Human aneuploid cells depend on the RAF/MEK/ERK pathway for overcoming increased DNA damageAneuploidy is a hallmark of human cancer, yet the molecular mechanisms to cope with aneuploidy-induced cellular stresses remain largely unknown. Here, we induce chromosome mis-segregation in non-transformed RPE1-hTERT cells and derive multiple stable clones with various degrees of aneuploidy. We perform a systematic genomic, transcriptomic and proteomic profiling of 6 isogenic clones, using whole-exome DNA, mRNA and miRNA sequencing, as well as proteomics.
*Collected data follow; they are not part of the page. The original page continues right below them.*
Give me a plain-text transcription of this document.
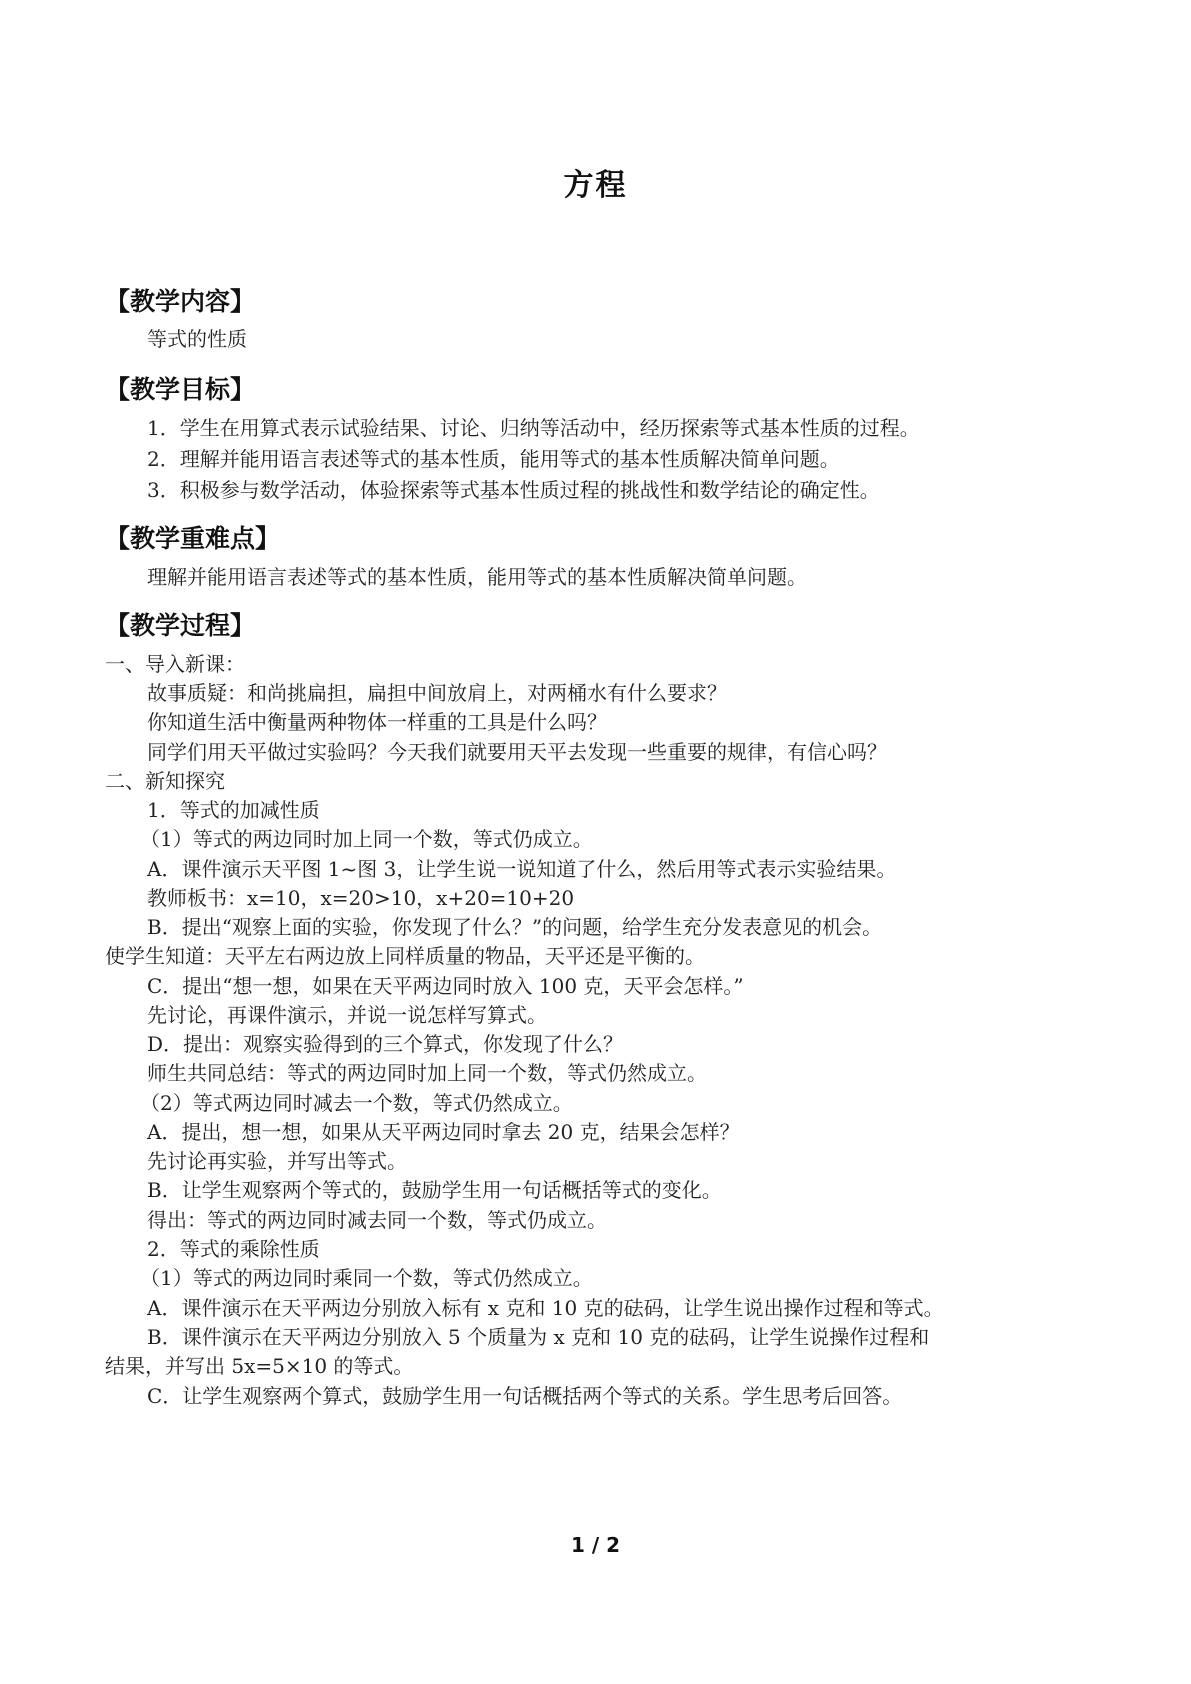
方程
【教学内容】
等式的性质
【教学目标】
1．学生在用算式表示试验结果、讨论、归纳等活动中，经历探索等式基本性质的过程。
2．理解并能用语言表述等式的基本性质，能用等式的基本性质解决简单问题。
3．积极参与数学活动，体验探索等式基本性质过程的挑战性和数学结论的确定性。
【教学重难点】
理解并能用语言表述等式的基本性质，能用等式的基本性质解决简单问题。
【教学过程】
一、导入新课：
故事质疑：和尚挑扁担，扁担中间放肩上，对两桶水有什么要求？
你知道生活中衡量两种物体一样重的工具是什么吗？
同学们用天平做过实验吗？今天我们就要用天平去发现一些重要的规律，有信心吗？
二、新知探究
1．等式的加减性质
（1）等式的两边同时加上同一个数，等式仍成立。
A．课件演示天平图 1~图 3，让学生说一说知道了什么，然后用等式表示实验结果。
教师板书：x=10，x=20>10，x+20=10+20
B．提出“观察上面的实验，你发现了什么？”的问题，给学生充分发表意见的机会。
使学生知道：天平左右两边放上同样质量的物品，天平还是平衡的。
C．提出“想一想，如果在天平两边同时放入 100 克，天平会怎样。”
先讨论，再课件演示，并说一说怎样写算式。
D．提出：观察实验得到的三个算式，你发现了什么？
师生共同总结：等式的两边同时加上同一个数，等式仍然成立。
（2）等式两边同时减去一个数，等式仍然成立。
A．提出，想一想，如果从天平两边同时拿去 20 克，结果会怎样？
先讨论再实验，并写出等式。
B．让学生观察两个等式的，鼓励学生用一句话概括等式的变化。
得出：等式的两边同时减去同一个数，等式仍成立。
2．等式的乘除性质
（1）等式的两边同时乘同一个数，等式仍然成立。
A．课件演示在天平两边分别放入标有 x 克和 10 克的砝码，让学生说出操作过程和等式。
B．课件演示在天平两边分别放入 5 个质量为 x 克和 10 克的砝码，让学生说操作过程和
结果，并写出 5x=5×10 的等式。
C．让学生观察两个算式，鼓励学生用一句话概括两个等式的关系。学生思考后回答。
1 / 2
Concomitantly, we functionally interrogate their cellular vulnerabilities, using genome-wide CRISPR/Cas9 and large-scale drug screens. Aneuploid clones activate the DNA damage response and are more resistant to further DNA damage induction. Aneuploid cells also exhibit elevated RAF/MEK/ERK pathway activity and are more sensitive to clinically-relevant drugs targeting this pathway, and in particular to CRAF inhibition. Importantly, CRAF and MEK inhibition sensitize aneuploid cells to DNA damage-inducing chemotherapies and to PARP inhibitors. We validate these results in human cancer cell lines. Moreover, resistance of cancer patients to olaparib is associated with high levels of RAF/MEK/ERK signaling, specifically in highly-aneuploid tumors. Overall, our study provides a comprehensive resource for genetically-matched karyotypically-stable cells of various aneuploidy states, and reveals a therapeutically-relevant cellular dependency of aneuploid cells. Despite being a hallmark of cancer, the identification of targetable vulnerabilities of aneuploid cancer cells remains limited. Here, the authors develop RPE1-hTERT cell lines with varying degrees of aneuploidy to investigate the consequences of chromosomal imbalance, identifying CRAF as an aneuploid-selective therapeutically targetable vulnerability.